Looks perfect for the kitchen. Did you see Colin Harmon has put his to one side for 3fe?


----------



## coffeechap (Apr 5, 2012)

That looks like it is on a santos base hmmmmm


----------



## garydyke1 (Mar 9, 2011)

Neill said:


> Looks perfect for the kitchen. Did you see Colin Harmon has put his to one side for 3fe?


Yes , single-dosing wouldnt quite keep up with busy periods. But would be ideal for home-use (if you like a lighter roast)


----------



## Neill (Jun 26, 2013)

garydyke1 said:


> Yes , single-dosing wouldnt quite keep up with busy periods. But would be ideal for home-use (if you like a lighter roast)


So who's going to be the first to try one at home then? Out of my reach at present. Coffeechap, are you tempted, you seem to have tried most grinders?


----------



## c_squared (Jun 26, 2013)

Neill said:


> So who's going to be the first to try one at home then? Out of my reach at present.
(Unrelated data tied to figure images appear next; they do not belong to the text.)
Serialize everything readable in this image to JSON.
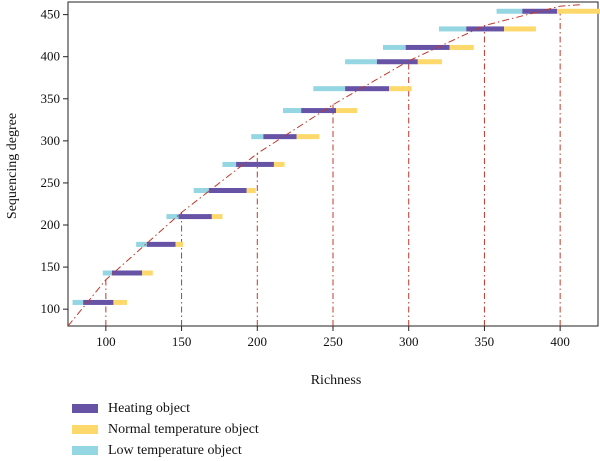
{
  "chart_data": {
    "type": "bar",
    "title": "",
    "xlabel": "Richness",
    "ylabel": "Sequencing degree",
    "xlim": [
      75,
      425
    ],
    "ylim": [
      80,
      465
    ],
    "x_ticks": [
      "100",
      "150",
      "200",
      "250",
      "300",
      "350",
      "400"
    ],
    "y_ticks": [
      "100",
      "150",
      "200",
      "250",
      "300",
      "350",
      "400",
      "450"
    ],
    "grid": false,
    "legend_position": "bottom-left",
    "curve": {
      "style": "dash-dot",
      "color": "#c0392b",
      "x": [
        75,
        100,
        150,
        200,
        250,
        300,
        350,
        400,
        415
      ],
      "y": [
        80,
        135,
        215,
        285,
        343,
        395,
        437,
        460,
        462
      ]
    },
    "reference_lines": {
      "style": "dash-dot",
      "color": "#c0392b",
      "x": [
        100,
        150,
        200,
        250,
        300,
        350,
        400
      ]
    },
    "series": [
      {
        "name": "Heating object",
        "color": "#6753a6"
      },
      {
        "name": "Normal temperature object",
        "color": "#fdd96b"
      },
      {
        "name": "Low temperature object",
        "color": "#94d6e1"
      }
    ],
    "bars": [
      {
        "y": 108,
        "low": [
          78,
          85
        ],
        "heating": [
          85,
          105
        ],
        "normal": [
          105,
          114
        ]
      },
      {
        "y": 143,
        "low": [
          98,
          104
        ],
        "heating": [
          104,
          124
        ],
        "normal": [
          124,
          131
        ]
      },
      {
        "y": 177,
        "low": [
          120,
          127
        ],
        "heating": [
          127,
          146
        ],
        "normal": [
          146,
          151
        ]
      },
      {
        "y": 210,
        "low": [
          140,
          148
        ],
        "heating": [
          148,
          170
        ],
        "normal": [
          170,
          177
        ]
      },
      {
        "y": 241,
        "low": [
          158,
          168
        ],
        "heating": [
          168,
          193
        ],
        "normal": [
          193,
          199
        ]
      },
      {
        "y": 272,
        "low": [
          177,
          186
        ],
        "heating": [
          186,
          211
        ],
        "normal": [
          211,
          218
        ]
      },
      {
        "y": 305,
        "low": [
          196,
          204
        ],
        "heating": [
          204,
          226
        ],
        "normal": [
          226,
          241
        ]
      },
      {
        "y": 336,
        "low": [
          217,
          229
        ],
        "heating": [
          229,
          252
        ],
        "normal": [
          252,
          266
        ]
      },
      {
        "y": 362,
        "low": [
          237,
          258
        ],
        "heating": [
          258,
          287
        ],
        "normal": [
          287,
          302
        ]
      },
      {
        "y": 394,
        "low": [
          258,
          279
        ],
        "heating": [
          279,
          306
        ],
        "normal": [
          306,
          322
        ]
      },
      {
        "y": 411,
        "low": [
          283,
          298
        ],
        "heating": [
          298,
          327
        ],
        "normal": [
          327,
          343
        ]
      },
      {
        "y": 433,
        "low": [
          320,
          338
        ],
        "heating": [
          338,
          363
        ],
        "normal": [
          363,
          384
        ]
      },
      {
        "y": 454,
        "low": [
          358,
          375
        ],
        "heating": [
          375,
          398
        ],
        "normal": [
          398,
          428
        ]
      }
    ]
  }
}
Coffeechap, are you tempted, you seem to have tried most grinders?


Stick it on your credit card!


----------



## Neill (Jun 26, 2013)

c_squared said:


> Stick it on your credit card!


Not a chance!


----------



## c_squared (Jun 26, 2013)

How much does it cost, you could always sell a surfboard


----------



## coffeechap (Apr 5, 2012)

Well I have the base part at least


----------



## Neill (Jun 26, 2013)

c_squared said:


> How much does it cost, you could always sell a surfboard


Don't think a surfboard would cover it.


----------



## Neill (Jun 26, 2013)

coffeechap said:


> Well I have the base part at least


Give it 3 months for all these shops to get sick of single dosing and I'm sure they'll be a fee second hand


----------



## coffeechap (Apr 5, 2012)

I will have to get one just to see what it is about


----------



## garydyke1 (Mar 9, 2011)

The portafilter attachment is genius, similar to the LM Swift?

Static was the big issue with the EK from what I saw at Colonna and Smalls


----------



## dsc (Jun 7, 2013)

My Mahlkonig GUatemala is static crazy and that's on coarse grind, I don't dare running it at finer settings. I'm guessing it's similar with the EKs.

Btw if you think that's big, wait for the ZR-71

Regards,

T.


----------



## garydyke1 (Mar 9, 2011)

We are waiting... patience, patience....


----------



## dsc (Jun 7, 2013)

It's close I won't OT here, so head over to the proper thread.

Regards,

T.


----------